Fifty-three-year-old Atef Ashour is one of those who has given up. He sold his old truck for lack of work. "I have driven trucks for more than thirty years and I don't remember ever going through circumstances like this in the past," he says. "Truck drivers find work even in the worst of times. We transport food, vegetables, medicine and other things that people can't go without." Ashour worked all through the Intifada of the eighties, he says, but now he can't afford to maintain his truck. "Trucks and taxis are built to move.

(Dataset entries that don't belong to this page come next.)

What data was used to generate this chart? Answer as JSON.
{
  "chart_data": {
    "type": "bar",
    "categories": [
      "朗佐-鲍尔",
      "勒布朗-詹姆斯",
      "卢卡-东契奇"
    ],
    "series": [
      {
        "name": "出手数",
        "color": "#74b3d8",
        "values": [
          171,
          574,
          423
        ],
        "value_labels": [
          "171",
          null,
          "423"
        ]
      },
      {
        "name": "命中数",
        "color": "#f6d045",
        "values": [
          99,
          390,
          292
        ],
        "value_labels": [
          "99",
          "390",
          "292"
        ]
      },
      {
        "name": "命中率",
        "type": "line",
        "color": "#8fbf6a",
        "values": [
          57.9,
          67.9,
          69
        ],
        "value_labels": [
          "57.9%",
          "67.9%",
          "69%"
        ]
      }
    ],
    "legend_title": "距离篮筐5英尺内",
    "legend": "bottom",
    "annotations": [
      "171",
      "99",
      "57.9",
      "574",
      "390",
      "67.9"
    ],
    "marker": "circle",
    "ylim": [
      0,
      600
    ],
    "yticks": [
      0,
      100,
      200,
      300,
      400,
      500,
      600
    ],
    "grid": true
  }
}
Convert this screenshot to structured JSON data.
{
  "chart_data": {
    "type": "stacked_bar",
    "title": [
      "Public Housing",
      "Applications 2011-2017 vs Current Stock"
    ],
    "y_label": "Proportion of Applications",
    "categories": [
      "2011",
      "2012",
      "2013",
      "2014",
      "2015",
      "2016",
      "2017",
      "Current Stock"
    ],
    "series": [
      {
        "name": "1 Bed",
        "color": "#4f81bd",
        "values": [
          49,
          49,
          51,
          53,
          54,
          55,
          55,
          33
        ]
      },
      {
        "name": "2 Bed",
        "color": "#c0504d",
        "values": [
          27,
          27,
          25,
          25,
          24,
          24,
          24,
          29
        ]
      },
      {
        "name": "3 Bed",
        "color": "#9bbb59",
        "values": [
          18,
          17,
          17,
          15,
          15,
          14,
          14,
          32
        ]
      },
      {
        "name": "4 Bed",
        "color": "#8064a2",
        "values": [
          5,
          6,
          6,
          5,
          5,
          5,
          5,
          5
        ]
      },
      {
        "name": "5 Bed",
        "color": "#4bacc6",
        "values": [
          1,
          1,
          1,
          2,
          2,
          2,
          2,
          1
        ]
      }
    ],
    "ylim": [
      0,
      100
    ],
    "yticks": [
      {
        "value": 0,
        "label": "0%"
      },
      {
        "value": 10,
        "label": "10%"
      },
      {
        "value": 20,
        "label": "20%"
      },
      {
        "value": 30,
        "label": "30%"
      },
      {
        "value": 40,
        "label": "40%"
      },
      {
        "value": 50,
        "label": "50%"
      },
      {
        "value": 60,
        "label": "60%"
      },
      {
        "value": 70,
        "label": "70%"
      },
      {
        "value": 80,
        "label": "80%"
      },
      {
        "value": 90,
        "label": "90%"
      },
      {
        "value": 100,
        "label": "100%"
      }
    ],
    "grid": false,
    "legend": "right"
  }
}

Without work, they die."

Several weeks ago, the Nablus curfew was lifted for five hours and truck driver Mahmoud Marzouq was asked to deliver shoes and baby towels to a Hebron merchant who was waiting at a nearby crossroads to pick up the merchandise. The Al Bazan intersection is some fifteen minutes from Nablus, but Marzouq and six other drivers were forced to take rough back roads that locals have dubbed "Tora Bora," after the vast intimidating Afghani mountains pictured on television over the last year.

On this road, the trip to Al Bazan takes three hours. But, as luck would have it, not far from Beit Fureik, the six trucks were stopped in their tracks by an Israeli military patrol.

"They didn't speak to us," says Marzouq. "The soldiers just opened fire on my front tires. My colleague's truck stopped when they shot out his back tire, and it flattened immediately. The goods he was carrying, pants and shirts, fell to the ground. The soldiers ordered us to remove our clothes to make sure that we weren't wearing explosives belts. Then they confiscated our keys and identification cards and left."

"We spent the night in our damaged trucks, and the next day began to look for a tire mechanic," continued one of the six drivers. "Then the patrol came back and took us to the army camp in Hawareh where an officer questioned us, asking 'Are you breaking the curfew?' We immediately admitted to doing so, and then he asked us, 'Why are you breaking the curfew when you know it will cost you dearly?'"

Marzouq picks up the story, saying, "We told him that we have gone without work and income for six months." The officer let the truck drivers off with a warning. Next time, he said, each would be fined the equivalent of $1,000 and their vehicles impounded, not counting the $60 a day for storage every day the car remains in dock. Released for now, the group finally found mechanics in Beit Fureik who brought them new tires - at a fee of $250 a pair.

Would they do it again? "By god," says Marzouq, "I don't have even a sack of rice, and I can't find anyone who will give me a loan. No one has surplus money to loan to those who need it." Over the last three months, Marzuq the father of two has only hauled four deliveries. "We are only living because we are not dead," he says.